Be sure to get one with xenons as the stock halogens in Audis (generally) are wimpy.
Check the C5 A6 forum on audiworld, it's much more active over there.
MOST OF ALL: Unless you're getting the car dirt cheap, like < $10k, be sure you get an Audi with remaining factory warranty or Audi assured.
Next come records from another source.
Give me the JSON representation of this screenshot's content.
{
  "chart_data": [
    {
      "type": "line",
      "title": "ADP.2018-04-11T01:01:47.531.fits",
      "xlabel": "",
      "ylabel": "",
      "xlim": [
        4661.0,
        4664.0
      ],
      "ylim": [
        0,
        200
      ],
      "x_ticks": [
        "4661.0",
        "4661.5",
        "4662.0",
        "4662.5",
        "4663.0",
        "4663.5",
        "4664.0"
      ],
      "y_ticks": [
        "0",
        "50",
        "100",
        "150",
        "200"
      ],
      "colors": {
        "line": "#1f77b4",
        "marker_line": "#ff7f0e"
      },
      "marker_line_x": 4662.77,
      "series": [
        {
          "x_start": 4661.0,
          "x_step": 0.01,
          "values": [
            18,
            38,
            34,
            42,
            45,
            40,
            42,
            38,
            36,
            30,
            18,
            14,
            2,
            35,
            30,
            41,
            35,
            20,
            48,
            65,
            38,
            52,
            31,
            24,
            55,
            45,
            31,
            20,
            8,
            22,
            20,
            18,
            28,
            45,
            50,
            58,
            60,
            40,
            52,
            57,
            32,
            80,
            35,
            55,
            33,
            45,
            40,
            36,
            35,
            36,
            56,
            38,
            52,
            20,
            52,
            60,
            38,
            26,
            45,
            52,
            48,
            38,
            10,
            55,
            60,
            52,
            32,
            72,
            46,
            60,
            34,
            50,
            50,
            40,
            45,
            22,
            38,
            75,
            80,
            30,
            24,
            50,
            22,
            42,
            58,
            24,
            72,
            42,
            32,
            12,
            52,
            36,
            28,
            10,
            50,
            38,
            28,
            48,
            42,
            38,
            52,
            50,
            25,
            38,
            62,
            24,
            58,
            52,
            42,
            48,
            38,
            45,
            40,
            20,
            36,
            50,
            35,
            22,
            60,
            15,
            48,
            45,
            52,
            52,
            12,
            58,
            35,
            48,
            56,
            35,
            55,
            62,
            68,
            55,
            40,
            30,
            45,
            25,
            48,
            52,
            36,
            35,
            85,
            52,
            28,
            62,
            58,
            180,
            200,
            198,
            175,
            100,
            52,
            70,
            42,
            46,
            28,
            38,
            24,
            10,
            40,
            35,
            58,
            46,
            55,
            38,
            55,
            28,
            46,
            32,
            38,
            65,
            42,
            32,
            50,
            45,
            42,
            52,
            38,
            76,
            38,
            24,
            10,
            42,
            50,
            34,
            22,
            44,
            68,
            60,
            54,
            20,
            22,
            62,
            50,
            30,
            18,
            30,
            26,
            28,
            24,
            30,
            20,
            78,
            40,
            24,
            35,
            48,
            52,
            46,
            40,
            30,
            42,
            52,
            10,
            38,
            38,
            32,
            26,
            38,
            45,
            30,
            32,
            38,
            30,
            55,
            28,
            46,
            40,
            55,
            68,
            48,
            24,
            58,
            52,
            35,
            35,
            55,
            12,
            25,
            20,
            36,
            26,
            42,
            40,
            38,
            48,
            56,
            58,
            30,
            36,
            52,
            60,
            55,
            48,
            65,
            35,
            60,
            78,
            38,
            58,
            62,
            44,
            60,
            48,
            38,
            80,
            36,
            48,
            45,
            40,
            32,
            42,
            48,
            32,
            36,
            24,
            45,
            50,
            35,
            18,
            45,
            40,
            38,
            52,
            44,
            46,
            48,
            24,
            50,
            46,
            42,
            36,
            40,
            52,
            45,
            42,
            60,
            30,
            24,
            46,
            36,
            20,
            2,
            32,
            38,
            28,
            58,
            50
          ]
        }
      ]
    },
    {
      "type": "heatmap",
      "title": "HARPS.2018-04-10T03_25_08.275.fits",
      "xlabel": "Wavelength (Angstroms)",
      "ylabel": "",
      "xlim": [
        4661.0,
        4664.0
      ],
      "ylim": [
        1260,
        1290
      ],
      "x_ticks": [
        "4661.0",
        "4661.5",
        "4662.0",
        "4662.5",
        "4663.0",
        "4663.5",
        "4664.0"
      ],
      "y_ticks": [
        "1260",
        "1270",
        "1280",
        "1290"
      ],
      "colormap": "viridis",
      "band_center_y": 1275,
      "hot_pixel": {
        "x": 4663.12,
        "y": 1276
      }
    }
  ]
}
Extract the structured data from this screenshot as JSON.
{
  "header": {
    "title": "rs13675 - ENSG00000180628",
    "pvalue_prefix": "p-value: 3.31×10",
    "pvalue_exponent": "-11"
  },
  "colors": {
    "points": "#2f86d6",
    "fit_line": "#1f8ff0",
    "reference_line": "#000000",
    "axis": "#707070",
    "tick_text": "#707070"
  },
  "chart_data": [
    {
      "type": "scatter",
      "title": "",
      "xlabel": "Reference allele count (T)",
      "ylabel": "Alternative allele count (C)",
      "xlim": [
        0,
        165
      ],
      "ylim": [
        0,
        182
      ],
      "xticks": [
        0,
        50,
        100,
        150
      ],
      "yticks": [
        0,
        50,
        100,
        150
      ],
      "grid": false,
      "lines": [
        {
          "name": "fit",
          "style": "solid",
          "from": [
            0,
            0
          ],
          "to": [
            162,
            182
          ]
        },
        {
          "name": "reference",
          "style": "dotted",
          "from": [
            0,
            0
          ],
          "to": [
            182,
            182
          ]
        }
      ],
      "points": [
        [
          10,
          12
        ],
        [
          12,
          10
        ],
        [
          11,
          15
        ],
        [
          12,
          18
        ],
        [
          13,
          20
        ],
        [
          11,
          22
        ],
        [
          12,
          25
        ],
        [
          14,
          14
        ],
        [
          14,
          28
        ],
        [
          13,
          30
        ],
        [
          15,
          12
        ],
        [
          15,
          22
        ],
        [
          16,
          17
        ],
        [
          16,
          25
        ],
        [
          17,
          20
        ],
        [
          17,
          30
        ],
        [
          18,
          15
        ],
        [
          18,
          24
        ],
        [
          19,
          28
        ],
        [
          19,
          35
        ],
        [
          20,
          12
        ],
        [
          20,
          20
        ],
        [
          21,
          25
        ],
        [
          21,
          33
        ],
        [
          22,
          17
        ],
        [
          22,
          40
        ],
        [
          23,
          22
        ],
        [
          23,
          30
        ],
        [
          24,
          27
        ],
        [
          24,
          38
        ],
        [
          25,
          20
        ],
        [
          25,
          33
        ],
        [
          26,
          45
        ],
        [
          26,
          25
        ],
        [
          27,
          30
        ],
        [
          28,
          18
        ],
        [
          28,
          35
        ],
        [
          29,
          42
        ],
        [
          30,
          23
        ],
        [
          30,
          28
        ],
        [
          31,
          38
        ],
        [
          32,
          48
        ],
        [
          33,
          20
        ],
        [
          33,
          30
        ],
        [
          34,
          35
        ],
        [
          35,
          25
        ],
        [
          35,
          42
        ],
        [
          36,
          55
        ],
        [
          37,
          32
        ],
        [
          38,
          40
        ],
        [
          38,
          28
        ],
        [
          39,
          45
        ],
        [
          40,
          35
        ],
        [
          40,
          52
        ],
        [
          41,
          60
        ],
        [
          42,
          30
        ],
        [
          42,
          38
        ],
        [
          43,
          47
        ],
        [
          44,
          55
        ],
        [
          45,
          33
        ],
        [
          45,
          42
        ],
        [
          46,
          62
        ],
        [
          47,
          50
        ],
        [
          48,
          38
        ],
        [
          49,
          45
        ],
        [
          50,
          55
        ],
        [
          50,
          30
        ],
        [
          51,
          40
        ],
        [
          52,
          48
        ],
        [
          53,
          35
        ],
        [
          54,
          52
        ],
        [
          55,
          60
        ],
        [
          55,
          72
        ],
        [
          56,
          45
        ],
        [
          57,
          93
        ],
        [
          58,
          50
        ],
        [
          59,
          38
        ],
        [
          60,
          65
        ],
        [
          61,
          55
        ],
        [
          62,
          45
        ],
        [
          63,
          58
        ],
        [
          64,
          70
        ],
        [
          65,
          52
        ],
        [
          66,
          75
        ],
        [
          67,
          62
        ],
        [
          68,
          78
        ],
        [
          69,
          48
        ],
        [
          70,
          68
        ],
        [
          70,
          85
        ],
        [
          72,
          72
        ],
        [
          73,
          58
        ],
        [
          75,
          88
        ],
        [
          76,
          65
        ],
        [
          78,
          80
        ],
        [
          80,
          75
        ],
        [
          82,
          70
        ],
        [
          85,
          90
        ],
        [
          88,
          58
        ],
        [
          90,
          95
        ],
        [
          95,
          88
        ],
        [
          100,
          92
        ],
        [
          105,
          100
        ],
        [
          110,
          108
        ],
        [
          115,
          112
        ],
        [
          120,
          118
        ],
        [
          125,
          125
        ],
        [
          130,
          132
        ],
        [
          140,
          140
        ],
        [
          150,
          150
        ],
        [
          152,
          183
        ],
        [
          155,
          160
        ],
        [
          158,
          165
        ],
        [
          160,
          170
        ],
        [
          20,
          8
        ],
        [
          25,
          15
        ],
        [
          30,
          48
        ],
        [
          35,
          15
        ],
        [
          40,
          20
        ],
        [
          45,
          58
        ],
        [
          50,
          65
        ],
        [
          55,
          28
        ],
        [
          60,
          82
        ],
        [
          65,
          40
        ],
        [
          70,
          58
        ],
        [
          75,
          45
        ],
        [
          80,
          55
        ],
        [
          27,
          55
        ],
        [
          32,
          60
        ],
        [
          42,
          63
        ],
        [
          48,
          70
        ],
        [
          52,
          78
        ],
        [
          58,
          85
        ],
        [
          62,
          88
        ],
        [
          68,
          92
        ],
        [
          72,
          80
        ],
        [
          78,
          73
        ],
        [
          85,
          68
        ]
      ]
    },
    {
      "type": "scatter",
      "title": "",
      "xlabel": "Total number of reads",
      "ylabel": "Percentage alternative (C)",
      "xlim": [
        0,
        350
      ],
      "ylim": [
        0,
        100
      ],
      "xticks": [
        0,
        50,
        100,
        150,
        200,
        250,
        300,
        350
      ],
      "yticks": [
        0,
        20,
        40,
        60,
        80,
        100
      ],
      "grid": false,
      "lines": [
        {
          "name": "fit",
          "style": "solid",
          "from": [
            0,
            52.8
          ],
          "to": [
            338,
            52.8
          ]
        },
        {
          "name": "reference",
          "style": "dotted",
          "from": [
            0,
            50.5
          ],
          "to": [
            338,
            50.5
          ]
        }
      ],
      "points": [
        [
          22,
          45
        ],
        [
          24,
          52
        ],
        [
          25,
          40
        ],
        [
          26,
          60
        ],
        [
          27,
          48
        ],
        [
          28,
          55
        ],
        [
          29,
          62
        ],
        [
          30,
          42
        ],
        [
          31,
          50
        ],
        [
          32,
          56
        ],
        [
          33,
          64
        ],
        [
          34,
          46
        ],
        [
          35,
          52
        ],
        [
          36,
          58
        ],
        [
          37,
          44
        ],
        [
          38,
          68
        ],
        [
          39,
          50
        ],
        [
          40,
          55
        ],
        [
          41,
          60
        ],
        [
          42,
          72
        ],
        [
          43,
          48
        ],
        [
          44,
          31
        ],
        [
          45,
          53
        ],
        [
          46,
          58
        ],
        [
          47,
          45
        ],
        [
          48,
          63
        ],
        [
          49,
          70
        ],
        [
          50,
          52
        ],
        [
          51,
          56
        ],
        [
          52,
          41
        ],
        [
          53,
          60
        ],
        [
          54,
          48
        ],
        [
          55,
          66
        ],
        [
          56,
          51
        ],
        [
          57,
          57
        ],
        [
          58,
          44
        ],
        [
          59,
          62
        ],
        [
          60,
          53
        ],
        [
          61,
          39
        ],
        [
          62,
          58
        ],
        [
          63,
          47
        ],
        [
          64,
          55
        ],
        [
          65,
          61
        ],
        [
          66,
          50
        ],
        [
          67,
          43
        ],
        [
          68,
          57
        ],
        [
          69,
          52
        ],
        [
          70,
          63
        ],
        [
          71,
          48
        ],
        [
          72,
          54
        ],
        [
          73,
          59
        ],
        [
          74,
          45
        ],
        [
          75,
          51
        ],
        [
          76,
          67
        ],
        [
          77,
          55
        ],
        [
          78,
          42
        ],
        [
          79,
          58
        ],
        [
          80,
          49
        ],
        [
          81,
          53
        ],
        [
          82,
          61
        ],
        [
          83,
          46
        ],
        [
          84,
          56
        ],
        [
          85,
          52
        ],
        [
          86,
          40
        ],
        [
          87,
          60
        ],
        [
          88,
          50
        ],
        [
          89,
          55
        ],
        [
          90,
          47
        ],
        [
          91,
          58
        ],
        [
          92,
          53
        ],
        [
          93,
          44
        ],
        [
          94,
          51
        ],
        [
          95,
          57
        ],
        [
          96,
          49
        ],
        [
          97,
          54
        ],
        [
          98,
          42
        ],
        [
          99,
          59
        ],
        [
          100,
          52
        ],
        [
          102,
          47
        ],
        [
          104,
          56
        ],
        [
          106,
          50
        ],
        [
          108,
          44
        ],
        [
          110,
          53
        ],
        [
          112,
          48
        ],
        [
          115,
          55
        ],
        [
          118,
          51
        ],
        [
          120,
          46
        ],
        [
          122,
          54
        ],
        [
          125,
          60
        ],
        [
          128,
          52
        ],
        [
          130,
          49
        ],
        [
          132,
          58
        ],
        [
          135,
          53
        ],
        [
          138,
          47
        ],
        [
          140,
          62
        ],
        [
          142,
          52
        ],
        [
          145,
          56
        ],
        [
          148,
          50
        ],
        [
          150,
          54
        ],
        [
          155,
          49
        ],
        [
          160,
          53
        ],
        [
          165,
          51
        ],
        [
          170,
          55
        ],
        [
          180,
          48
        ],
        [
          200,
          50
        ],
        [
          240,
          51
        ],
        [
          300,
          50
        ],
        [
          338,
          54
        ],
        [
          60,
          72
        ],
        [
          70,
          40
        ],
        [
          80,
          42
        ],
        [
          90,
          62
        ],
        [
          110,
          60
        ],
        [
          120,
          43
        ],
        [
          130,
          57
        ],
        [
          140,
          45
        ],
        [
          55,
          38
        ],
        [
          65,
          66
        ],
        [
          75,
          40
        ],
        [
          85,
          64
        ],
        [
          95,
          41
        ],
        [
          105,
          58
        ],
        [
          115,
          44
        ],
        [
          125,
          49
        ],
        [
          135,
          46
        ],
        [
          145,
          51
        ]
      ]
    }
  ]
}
The $1000 cost of the assured warranty is WELL worth it. 
HTH, YMMV and other such comments. 
Good luck.


----------



## VeeDub13 (Jan 17, 2003)

*Re: Buying an A6 what should i look out for (silver30v)*

Read your feedbacks and was curious did you ever manage to solve the LCD fading problem in the instrument cluster?


----------



## sieben (Nov 23, 2002)

*Re: Buying an A6 what should i look out for (VeeDub13)*


_Quote, originally posted by *VeeDub13* »_Read your feedbacks and was curious did you ever manage to solve the LCD fading problem in the instrument cluster?









yes, the solution is (1) make sure the car is under warranty and (2) have a dealer replace the cluster (entire cluster inc. speedo and tacho) 
had it done on my A4 at 85k miles and my A6 at ~70 k miles


----------



## MKIIIVWburg (Oct 21, 2004)

are b5 passat parts direct replacements, i thought it was the same platform?


----------



## audi403 (Jan 8, 2005)

*Re: Buying an A6 what should i look out for (silver30v)*


_Quote, originally posted by *silver30v* »_you should upgrade to A8 brakes if it has not already been done

could you explain this upgrade? Thanks.


----------